ABSTRACTWe present a regional short-period Sn magnitude scale mb(Sn) for small earthquakes along the northern Mid-Atlantic Ridge. Surface-wave magnitudes, teleseismic body-wave magnitudes, and seismic moments cannot be reliably determined for small earthquakes along this and other midocean ridges. Local magnitudes that rely on Lg waves are likewise not generally useful due to the substantial oceanic paths for earthquakes along midocean ridges. In contrast, Pn and Sn arrivals for earthquakes along the northern Mid-Atlantic Ridge are generally well recorded by the existing seismographic networks, and, in fact, Sn arrivals are larger than Pn arrivals for about one-third of the ridge events. For this reason, we have developed a new regional Sn magnitude scale that is tied to Mw, so that seismic moments can be readily approximated.
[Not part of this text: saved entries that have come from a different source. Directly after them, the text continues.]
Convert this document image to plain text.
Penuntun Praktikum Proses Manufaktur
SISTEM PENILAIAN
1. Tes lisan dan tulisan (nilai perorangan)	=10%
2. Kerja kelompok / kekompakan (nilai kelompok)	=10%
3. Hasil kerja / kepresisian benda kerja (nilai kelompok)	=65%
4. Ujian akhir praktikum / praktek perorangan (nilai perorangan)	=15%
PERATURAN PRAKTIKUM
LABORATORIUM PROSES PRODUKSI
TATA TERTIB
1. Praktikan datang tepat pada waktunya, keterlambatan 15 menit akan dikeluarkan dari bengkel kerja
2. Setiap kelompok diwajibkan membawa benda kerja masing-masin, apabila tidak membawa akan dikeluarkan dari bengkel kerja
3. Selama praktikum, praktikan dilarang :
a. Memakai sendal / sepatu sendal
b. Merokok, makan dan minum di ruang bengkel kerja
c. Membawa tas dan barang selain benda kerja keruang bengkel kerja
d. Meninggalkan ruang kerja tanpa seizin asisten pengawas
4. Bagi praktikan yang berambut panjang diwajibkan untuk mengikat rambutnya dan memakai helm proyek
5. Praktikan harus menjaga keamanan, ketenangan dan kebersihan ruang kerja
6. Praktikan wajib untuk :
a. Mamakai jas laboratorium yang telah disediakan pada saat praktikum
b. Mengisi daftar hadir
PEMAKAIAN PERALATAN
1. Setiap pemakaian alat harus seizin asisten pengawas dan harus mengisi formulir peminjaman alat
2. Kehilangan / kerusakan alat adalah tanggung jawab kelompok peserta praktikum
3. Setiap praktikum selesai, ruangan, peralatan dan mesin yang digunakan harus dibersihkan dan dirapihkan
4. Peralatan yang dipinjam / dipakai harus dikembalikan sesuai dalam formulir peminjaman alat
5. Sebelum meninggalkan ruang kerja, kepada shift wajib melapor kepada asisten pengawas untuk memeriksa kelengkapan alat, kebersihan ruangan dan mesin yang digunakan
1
In our least-squares fit of peak amplitudes from 120 earthquakes having a published moment magnitude, we solved for the attenuation curve for paths in the oceanic mantle lid, for event magnitude adjustments (EMAs) to account for differences between long-period moment magnitude Mw and short-period Sn magnitude, and for station corrections. We find regional EMAs that are well correlated with the style of faulting: they are positive for normal-faulting earthquakes along spreading ridges and negative for strike-slip earthquakes along transform faults. These source-specific EMAs are approximately +0.11 magnitude units for normal-fault earthquakes and −0.26 magnitude units for strike-slip earthquakes on transform faults, and are consistent with previously reported apparent stresses from these regions. The amplitude distance curve determined for Sn for the northern Atlantic Ocean is similar to that determined for Pn in the northern Atlantic out to a distance of about 500 km, but at larger distances is more similar to the western U.S. Pn curve, likely reflective of the warmer temperatures at greater upper-mantle depths.